All of this rant is by way of getting to the parties section of the column. For the freshmen who have yet to figure it out, this space is supposed to be devoted to the fascinating whirlwind that is the Yale party scene. It’s good that the News has someone covering this stuff; at any time Swifty Lazar’s Oscar Party is liable to break out in Farnham. (By the way, does Farnham exist? I don’t think I’ve ever seen it or been there.)
Yet your faithful correspondent, bursting with witty insights and ponderous, awkward column endings, has been restricted from his usual nocturnal rambling. I’m stuck in my room, sifting through old DS papers about the Nicomachean Ethics. Sweet.

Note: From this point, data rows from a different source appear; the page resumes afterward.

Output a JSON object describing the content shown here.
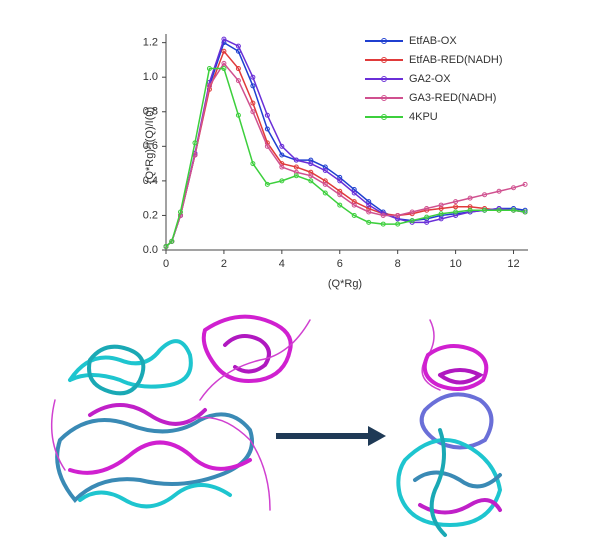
{
  "chart_data": {
    "type": "line",
    "xlabel": "(Q*Rg)",
    "ylabel": "(Q*Rg)²I(Q)/I(0)",
    "x": [
      0,
      0.2,
      0.5,
      1,
      1.5,
      2,
      2.5,
      3,
      3.5,
      4,
      4.5,
      5,
      5.5,
      6,
      6.5,
      7,
      7.5,
      8,
      8.5,
      9,
      9.5,
      10,
      10.5,
      11,
      11.5,
      12,
      12.4
    ],
    "xlim": [
      0,
      12.5
    ],
    "ylim": [
      0,
      1.25
    ],
    "xticks": [
      0,
      2,
      4,
      6,
      8,
      10,
      12
    ],
    "yticks": [
      {
        "value": 0,
        "label": "0.0"
      },
      0.2,
      0.4,
      0.6,
      0.8,
      {
        "value": 1,
        "label": "1.0"
      },
      1.2
    ],
    "legend": "upper right",
    "series": [
      {
        "name": "EtfAB-OX",
        "color": "#1f3fd0",
        "values": [
          0.02,
          0.05,
          0.2,
          0.55,
          0.95,
          1.2,
          1.15,
          0.95,
          0.7,
          0.55,
          0.52,
          0.52,
          0.48,
          0.42,
          0.35,
          0.28,
          0.22,
          0.18,
          0.17,
          0.18,
          0.2,
          0.21,
          0.22,
          0.23,
          0.24,
          0.24,
          0.23
        ]
      },
      {
        "name": "EtfAB-RED(NADH)",
        "color": "#e03a3a",
        "values": [
          0.02,
          0.05,
          0.2,
          0.55,
          0.93,
          1.15,
          1.05,
          0.85,
          0.62,
          0.5,
          0.48,
          0.45,
          0.4,
          0.34,
          0.28,
          0.24,
          0.21,
          0.2,
          0.21,
          0.23,
          0.24,
          0.25,
          0.25,
          0.24,
          0.23,
          0.23,
          0.22
        ]
      },
      {
        "name": "GA2-OX",
        "color": "#6a2fd8",
        "values": [
          0.02,
          0.05,
          0.2,
          0.56,
          0.97,
          1.22,
          1.18,
          1.0,
          0.78,
          0.6,
          0.52,
          0.5,
          0.46,
          0.4,
          0.33,
          0.26,
          0.21,
          0.18,
          0.16,
          0.16,
          0.18,
          0.2,
          0.22,
          0.23,
          0.24,
          0.23,
          0.22
        ]
      },
      {
        "name": "GA3-RED(NADH)",
        "color": "#d0508f",
        "values": [
          0.02,
          0.05,
          0.2,
          0.55,
          0.95,
          1.08,
          0.98,
          0.8,
          0.6,
          0.48,
          0.45,
          0.43,
          0.38,
          0.32,
          0.26,
          0.22,
          0.2,
          0.2,
          0.22,
          0.24,
          0.26,
          0.28,
          0.3,
          0.32,
          0.34,
          0.36,
          0.38
        ]
      },
      {
        "name": "4KPU",
        "color": "#3ccf3c",
        "values": [
          0.02,
          0.05,
          0.22,
          0.62,
          1.05,
          1.05,
          0.78,
          0.5,
          0.38,
          0.4,
          0.43,
          0.4,
          0.33,
          0.26,
          0.2,
          0.16,
          0.15,
          0.15,
          0.17,
          0.19,
          0.21,
          0.22,
          0.23,
          0.23,
          0.23,
          0.23,
          0.22
        ]
      }
    ]
  }
}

I’ve managed to fight through the junk a few times, though, and this is what I’ve found: this city is ridiculously fun when you’re 21. Yep, the cat is out of the bag. I wasn’t 21 before this summer, and I’ve been getting into bars and R-rated movies using every spy trick John LeCarre ever taught me. Boy, did I pull the wool over their eyes. I expect the people at Toad’s are feeling pretty foolish, right about now.
Speaking of which, I took the plunge and went to Toad’s last night. Has anyone seen the sign outside of that place? It says “no skull caps,” “no Timberlands” and “no jerseys.” I’m no Anna Deavere, but is there, ahem, a theme to these restrictions? I never would have thought Toad’s could be racist, but the writing is on the wall. What’s especially interesting is that Toad’s is a Yale-owned property. I think this could be a pretty big story, for a real reporter. Richard Levin and Jesse Helms: an expose. He DID visit Bush, so we can assume he’s Republican. Louise Story and Elyssa Folk, get on it. I’m expecting six articles apiece by morning. I just won one of you a Pulitzer.

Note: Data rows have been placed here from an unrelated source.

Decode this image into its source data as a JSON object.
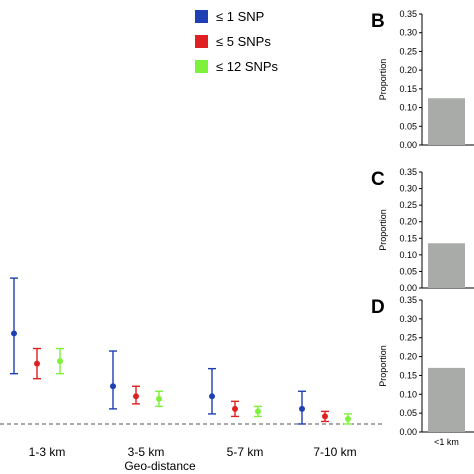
{
  "legend": {
    "items": [
      {
        "label": "≤ 1 SNP",
        "color": "#1f3fb4"
      },
      {
        "label": "≤ 5 SNPs",
        "color": "#e02020"
      },
      {
        "label": "≤ 12 SNPs",
        "color": "#7ef23a"
      }
    ]
  },
  "chart_data": [
    {
      "type": "scatter",
      "panel": "",
      "xlabel": "Geo-distance",
      "ylabel": "",
      "categories": [
        "1-3 km",
        "3-5 km",
        "5-7 km",
        "7-10 km"
      ],
      "reference_line": {
        "style": "dashed",
        "y": 0.01
      },
      "series": [
        {
          "name": "≤ 1 SNP",
          "color": "#1f3fb4",
          "values": [
            0.19,
            0.085,
            0.065,
            0.04
          ],
          "lower": [
            0.11,
            0.04,
            0.03,
            0.01
          ],
          "upper": [
            0.3,
            0.155,
            0.12,
            0.075
          ]
        },
        {
          "name": "≤ 5 SNPs",
          "color": "#e02020",
          "values": [
            0.13,
            0.065,
            0.04,
            0.025
          ],
          "lower": [
            0.1,
            0.05,
            0.025,
            0.015
          ],
          "upper": [
            0.16,
            0.085,
            0.055,
            0.035
          ]
        },
        {
          "name": "≤ 12 SNPs",
          "color": "#7ef23a",
          "values": [
            0.135,
            0.06,
            0.035,
            0.02
          ],
          "lower": [
            0.11,
            0.045,
            0.025,
            0.01
          ],
          "upper": [
            0.16,
            0.075,
            0.045,
            0.03
          ]
        }
      ],
      "ylim": [
        0,
        0.34
      ]
    },
    {
      "type": "bar",
      "panel": "B",
      "ylabel": "Proportion",
      "categories": [
        ""
      ],
      "values": [
        0.125
      ],
      "bar_color": "#a9aba9",
      "ylim": [
        0,
        0.35
      ],
      "yticks": [
        "0.00",
        "0.05",
        "0.10",
        "0.15",
        "0.20",
        "0.25",
        "0.30",
        "0.35"
      ]
    },
    {
      "type": "bar",
      "panel": "C",
      "ylabel": "Proportion",
      "categories": [
        ""
      ],
      "values": [
        0.135
      ],
      "bar_color": "#a9aba9",
      "ylim": [
        0,
        0.35
      ],
      "yticks": [
        "0.00",
        "0.05",
        "0.10",
        "0.15",
        "0.20",
        "0.25",
        "0.30",
        "0.35"
      ]
    },
    {
      "type": "bar",
      "panel": "D",
      "ylabel": "Proportion",
      "categories": [
        "<1 km"
      ],
      "values": [
        0.17
      ],
      "bar_color": "#a9aba9",
      "ylim": [
        0,
        0.35
      ],
      "yticks": [
        "0.00",
        "0.05",
        "0.10",
        "0.15",
        "0.20",
        "0.25",
        "0.30",
        "0.35"
      ]
    }
  ]
}
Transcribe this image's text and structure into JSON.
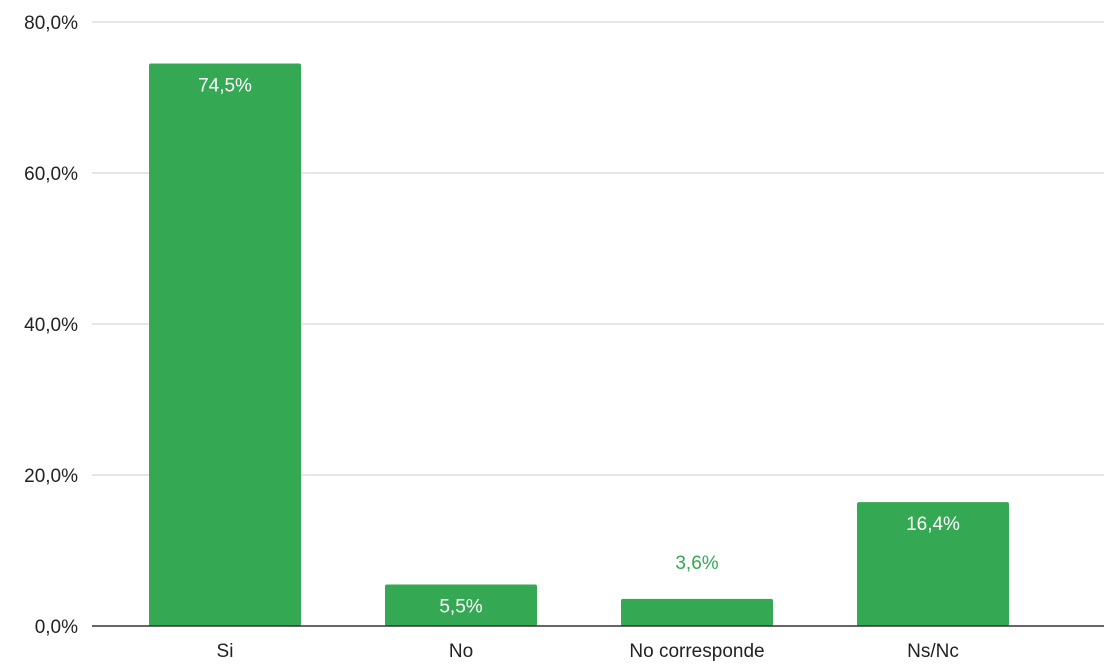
{
  "chart_data": {
    "type": "bar",
    "categories": [
      "Si",
      "No",
      "No corresponde",
      "Ns/Nc"
    ],
    "values": [
      74.5,
      5.5,
      3.6,
      16.4
    ],
    "data_labels": [
      "74,5%",
      "5,5%",
      "3,6%",
      "16,4%"
    ],
    "y_ticks": [
      0,
      20,
      40,
      60,
      80
    ],
    "y_tick_labels": [
      "0,0%",
      "20,0%",
      "40,0%",
      "60,0%",
      "80,0%"
    ],
    "ylim": [
      0,
      80
    ],
    "grid": true,
    "legend": "none",
    "colors": {
      "bar": "#34a853",
      "label_inside": "#ffffff",
      "label_outside": "#34a853",
      "gridline": "#cccccc",
      "baseline": "#333333",
      "text": "#222222"
    }
  }
}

(By the way, when did we all get this soft and fuzzy feeling about Jesse Helms? When he said he was going to retire? Let’s not forget that this man’s favorite joke is to call all black men “Fred.” This isn’t exactly like Mr. Rogers leaving last Friday. THAT I shed a tear for; this is the man who assured me that I would never go down the drain, the central fear of my early life.)
Despite the sign, I had fun at Toad’s. I was in Paris this summer and there the bars are a little bit chi-chi, even when they try to be down and dirty. At first it was disconcerting to stick to the floor when I tried to walk, but eventually I got into the spirit of things and splashed some beer around. I miss my friends who graduated, but that’s OK because now we all have new friends: freshmen girls …

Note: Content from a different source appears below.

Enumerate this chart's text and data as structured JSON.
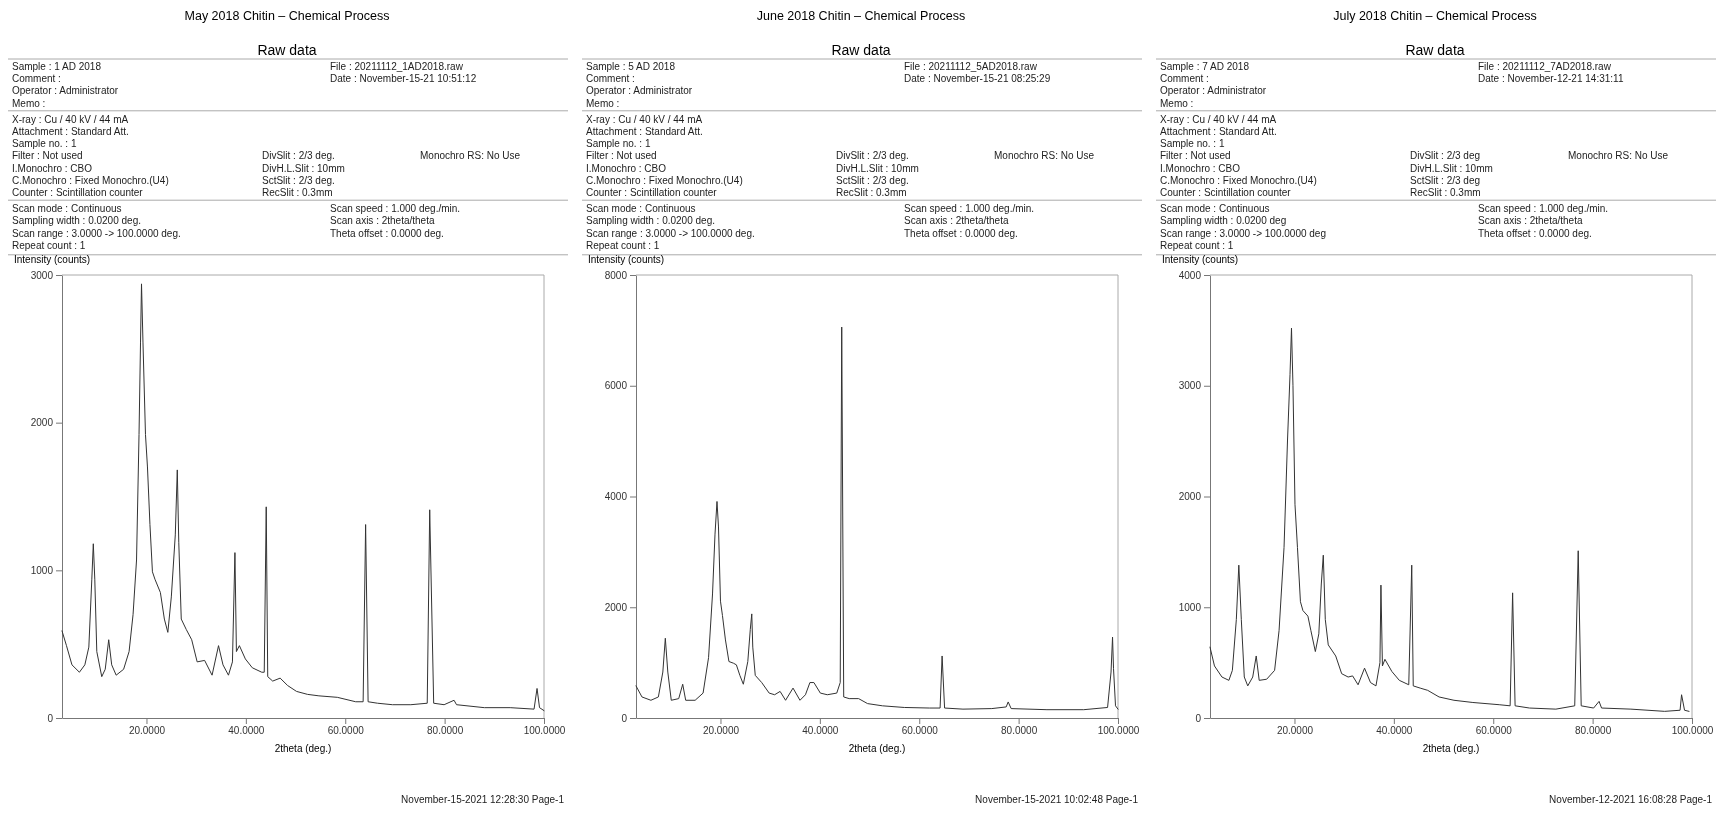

This is all the party news I have. I mean, we’ve had the usual assortment of Kav’s, apartment parties and all the ragers in CCL. But it’s been a pretty quiet start to the year. I hope things pick up, or I may be out of a job. Though I could start a cottage industry by selling off old magazines on the corner of Elm and High. Do you think YES might give me the fifty thousand bucks?
Charles Finch is a senior in Berkeley.